Musings on children's and YA literature, the academy, and the relationship between them, from an English professor and mother.

Wednesday, June 25, 2008

Movie Minutes

I've seen three movies in theaters in the last two weeks--this must be some kind of record! (And, hmm, yes, I was pushing to meet a deadline, why do you ask?)

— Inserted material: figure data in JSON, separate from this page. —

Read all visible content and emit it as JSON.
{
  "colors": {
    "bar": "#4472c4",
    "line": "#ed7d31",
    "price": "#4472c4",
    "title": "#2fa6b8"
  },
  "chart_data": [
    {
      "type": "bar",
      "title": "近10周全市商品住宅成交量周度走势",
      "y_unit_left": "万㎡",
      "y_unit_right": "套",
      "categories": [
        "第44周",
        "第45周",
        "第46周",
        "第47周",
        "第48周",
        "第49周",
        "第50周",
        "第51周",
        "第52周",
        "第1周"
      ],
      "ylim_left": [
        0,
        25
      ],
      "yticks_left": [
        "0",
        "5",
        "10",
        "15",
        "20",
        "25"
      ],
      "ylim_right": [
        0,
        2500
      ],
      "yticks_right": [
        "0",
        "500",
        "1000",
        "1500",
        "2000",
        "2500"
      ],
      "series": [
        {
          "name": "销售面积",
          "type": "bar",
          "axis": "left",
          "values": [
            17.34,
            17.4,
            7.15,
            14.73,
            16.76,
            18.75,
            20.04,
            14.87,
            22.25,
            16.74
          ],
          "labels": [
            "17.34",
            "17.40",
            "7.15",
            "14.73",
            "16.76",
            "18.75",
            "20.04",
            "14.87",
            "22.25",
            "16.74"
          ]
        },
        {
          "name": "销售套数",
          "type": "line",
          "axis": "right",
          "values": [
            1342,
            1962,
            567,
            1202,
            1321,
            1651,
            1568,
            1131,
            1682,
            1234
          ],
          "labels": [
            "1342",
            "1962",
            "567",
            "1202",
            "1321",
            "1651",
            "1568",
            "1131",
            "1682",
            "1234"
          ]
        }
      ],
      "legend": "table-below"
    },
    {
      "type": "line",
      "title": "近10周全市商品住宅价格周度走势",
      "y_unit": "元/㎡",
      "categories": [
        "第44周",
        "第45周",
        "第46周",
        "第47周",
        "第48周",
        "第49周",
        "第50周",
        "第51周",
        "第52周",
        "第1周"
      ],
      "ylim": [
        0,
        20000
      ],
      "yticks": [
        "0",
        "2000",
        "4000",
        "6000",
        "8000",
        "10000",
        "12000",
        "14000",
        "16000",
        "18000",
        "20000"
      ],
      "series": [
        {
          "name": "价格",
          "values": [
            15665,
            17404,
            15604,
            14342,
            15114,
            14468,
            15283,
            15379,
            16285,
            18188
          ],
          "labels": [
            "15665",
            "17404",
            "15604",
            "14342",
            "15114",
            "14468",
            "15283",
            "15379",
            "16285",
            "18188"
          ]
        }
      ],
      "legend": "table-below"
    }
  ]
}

  • The Chronicles of Narnia: Prince Caspian. Having been pleasantly surprised by the first installment in this series, I was really looking forward to the second. Yes, I'd been warned, but I was still hopeful. Alas, I should have heeded the warning. I didn't find the racism as bad as it was in the book--but that's small praise, really, as it is in this one, The Horse and His Boy, and to some extent The Last Battle, that Lewis's pro-Northern biases really come through. And I didn't find it as sickeningly violent as Kelly did, either, though that may reflect more on me (and my tolerance of violence in movies) than on the movie. Certainly there was a higher ratio of battle scene to character development than I would have liked, though. Reepicheep, Trumpkin, and Nikabrik are all barely developed; even the kids are far less developed than they are in the first movie. Caspian is, of course, movie-star handsome--but did we need a hinted-at romance between him and Susan? Why, no, we did not.
  • Baby Mama: No, it's not a kids' movie. It's not even really about kids--it's about the desire for kids. That aside, it's a fun, smart, silly update of Working Girl. (I love the Sigourney Weaver role in Baby Mama, which is just completely ridiculous.) I could talk about the cultural construction of motherhood and the ways in which the film deploys its stereotypes of the working class without really deconstructing them--but, to be honest, I laughed too hard to make that any fun.
  • The Visitor. Again, not a kids' movie. But the best movie I've seen in a long time. Probably the most honest depiction of professorial burnout I've ever seen (sigh), as well as an extended meditation on what it means to be "home" or "away" (two central concepts in children's literature, after all). This is a slow-moving, meditative movie, not "entertaining" in the Hollywood sense, but beautifully done. See it if you can.